Павел Нерлер - Слово и «Дело» Осипа Мандельштама. Книга доносов, допросов и обвинительных заключений
3
«О собеседнике»
…Вернемся к дуэту О.М. и Шиварова в тиши лубянского кабинета.
Известно, что О.М. как бы готовил себя к такого рода ситуациям. Веселые игры в «следователя и подследственного» в 1928 году, что вели друг с другом в ялтинском пансиончике знакомый чекист Аркадий Фурманов и оставшийся неизвестным нэпман[147], были жутковатым, но явно небесполезным для каждого советского человека тренингом: арестовать-то могли каждого и в любой момент!
И уж тем более на каждого собирались и сводились оперативные (агентурные) сведения.

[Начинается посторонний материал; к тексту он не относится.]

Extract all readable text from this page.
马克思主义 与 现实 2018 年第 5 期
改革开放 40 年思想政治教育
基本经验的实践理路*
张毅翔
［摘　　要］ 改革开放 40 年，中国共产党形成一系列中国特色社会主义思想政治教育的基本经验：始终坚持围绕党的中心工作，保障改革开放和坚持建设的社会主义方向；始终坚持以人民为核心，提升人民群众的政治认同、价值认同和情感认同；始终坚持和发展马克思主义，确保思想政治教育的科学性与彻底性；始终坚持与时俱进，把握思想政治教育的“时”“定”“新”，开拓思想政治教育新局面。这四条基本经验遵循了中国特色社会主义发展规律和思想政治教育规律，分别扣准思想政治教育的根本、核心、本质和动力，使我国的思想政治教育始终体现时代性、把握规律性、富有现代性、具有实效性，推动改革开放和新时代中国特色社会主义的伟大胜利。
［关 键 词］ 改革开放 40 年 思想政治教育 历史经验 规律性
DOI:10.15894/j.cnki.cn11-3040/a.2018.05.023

В том числе и на О.М., – и с ними, надо полагать, Шиваров тоже был ознакомлен.
Заглянем ему через плечо – благо, недавняя шальная публикация Алексея Береловича вынесла на свет божий одну из таких оперативок. Она датируется 20-ми числами июля 1933 года:
На днях возвратился из Крыма О. МАНДЕЛЬШТАМ. Настроение его резко окрасилось в антисоветские тона. Он взвинчен, резок в характеристиках и оценках, явно нетерпим к чужим взглядам. Резко отгородился от соседей, даже окна держит закрытыми, со спущенными занавесками. Его очень угнетают картины голода, виденные в Крыму, а также собственные литературные неудачи: из его книги Гихл собирается изъять даже старые стихи, о его последних работах молчат. Старые его огорчения (побои, травля в связи «с плагиатом») не нашли сочувствия ни в литературных кругах, ни в высоких сферах. МАНДЕЛЬШТАМ собирается вновь писать тов. СТАЛИНУ. Яснее всего его настроение видно из фразы: «Если бы я получил заграничную поездку, я пошел бы на всё, на любой голод, но остался бы там».
Отдельные его высказывания по литературным вопросам были таковы: «Литературы у нас нет, имя литератора стало позорным, писатель стал чиновником, регистратором лжи. “Лит. газета” – это старая проститутка – права в одном: отрицает у нас литературу». В каждом номере вопль, что литература отстает, не перестроилась и проч. Писатели жаждут не успеха, а того, чтобы их Ворошилов вешал на стенку, как художников (теперь вообще понятие лит. успеха – нонсенс, ибо нет общества). Коснувшись вопроса о том, что на художественной выставке «за 15 лет»[148] висят «дрянные» пейзажи Бухарина, Мандельштам заявляет: «Ну что же, читали мы стихи Луначарского, скоро, наверное, услышим рапсодии Крупской».
По поводу статьи Горького[149] МАНДЕЛЬШТАМ сказал: «Горький человек низколобый, с интеллектом низшего типа, но в этих рамках – крупный и иногда может сказать правду. Его статья – это оглушительная оплеуха по литературе и литераторам».
МАНДЕЛЬШТАМ передавал свой разговор с Андреем Белым в Коктебеле.
М.: «Зачем Вы пишете такие статьи, как о Санникове и Гладкове? Ведь Вам приходится работать, как обогатительная фабрика»[150] .
Б.: «Ну что делать. Мою книгу о формировании психики человека никто не печатает, денег не платят, а за эту дрянь дают тысячу рублей».[151]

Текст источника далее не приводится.